Joining internal and external tables
The Redshift query engine treats internal and external tables the same way. You can do the typical operations like queries and joins on either type of table. Or a combination of both: Query an external table and join its data with that from an internal one.
An example: You are using Redshift to analyze data of your e-commerce site visitors. What pages they visit, how long they stay, what they buy (or not), etc. You keep a year’s worth of data in your Redshift clusters. Older data you move to S3.
Then you notice an odd seasonal variation. You want to see if this was also true for past years, vs. an aberration for this year. Luckily you have saved historic clickstream data in S3, going back many years. You can now access that historic data via an external table with Spectrum, and run the same queries you’re running in Amazon Redshift. Or create new insights by joining other past data with this year’s.
Redshift parses, compiles and distributes a SQL query to the nodes in a cluster the normal way. The part of the query that references an external gets sent to Spectrum. Spectrum processes the relevant data in S3, and sends the result back to Redshift. Redshift collects the partial results from its nodes and Spectrum, concatenates, joins, etc. and returns the complete result.
A few points to keep in mind when working with Spectrum:
- Your business applications remain unchanged and don’t know how or where a query is running. The only change for the business analyst is when defining access to external tables.
- External data remains in S3, there is no ETL to load it into your Redshift cluster. That decouples your storage layer in S3 from your processing layer with Redshift and Spectrum.

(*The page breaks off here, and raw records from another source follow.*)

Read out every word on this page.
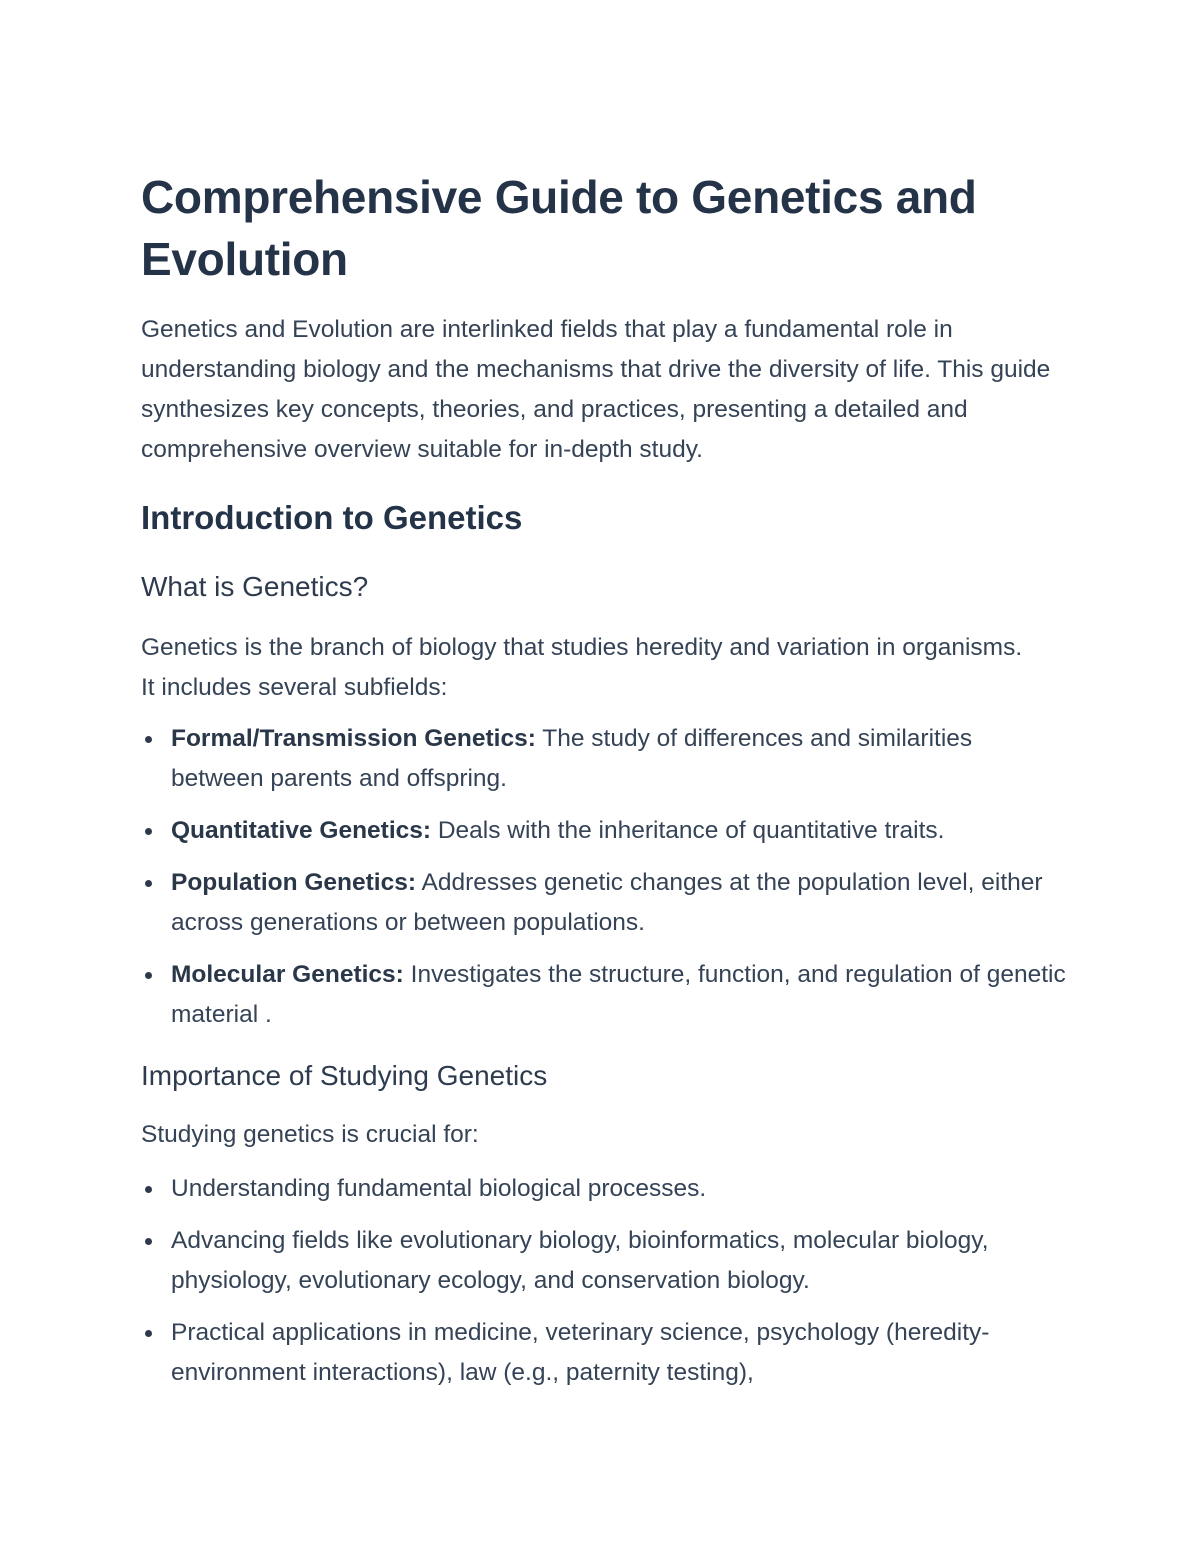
Comprehensive Guide to Genetics and Evolution

Genetics and Evolution are interlinked fields that play a fundamental role in understanding biology and the mechanisms that drive the diversity of life. This guide synthesizes key concepts, theories, and practices, presenting a detailed and comprehensive overview suitable for in-depth study.

Introduction to Genetics
What is Genetics?

Genetics is the branch of biology that studies heredity and variation in organisms. It includes several subfields:

Formal/Transmission Genetics: The study of differences and similarities between parents and offspring.
Quantitative Genetics: Deals with the inheritance of quantitative traits.
Population Genetics: Addresses genetic changes at the population level, either across generations or between populations.
Molecular Genetics: Investigates the structure, function, and regulation of genetic material .
Importance of Studying Genetics

Studying genetics is crucial for:

Understanding fundamental biological processes.
Advancing fields like evolutionary biology, bioinformatics, molecular biology, physiology, evolutionary ecology, and conservation biology.
Practical applications in medicine, veterinary science, psychology (heredity-environment interactions), law (e.g., paternity testing),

- You don’t need to increase the size of your Redshift cluster to process data in S3. You only pay for the S3 data your queries actually access.
- Redshift does all the hard work of minimizing the number of Spectrum nodes needed to access the S3 data. It also makes processing between Redshift and Spectrum efficient.
You should also do the homework to ensure that processing of data in S3 is economical and efficient. You can save on costs and get better performance if you partition the data, compress data, or convert it to columnar formats such as Apache Parquet.
In summary, Spectrum adds one more tool to your Redshift-based data warehouse investment. You can now use its power to probe and analyze your data lake on an as-needed basis for a very low per query price.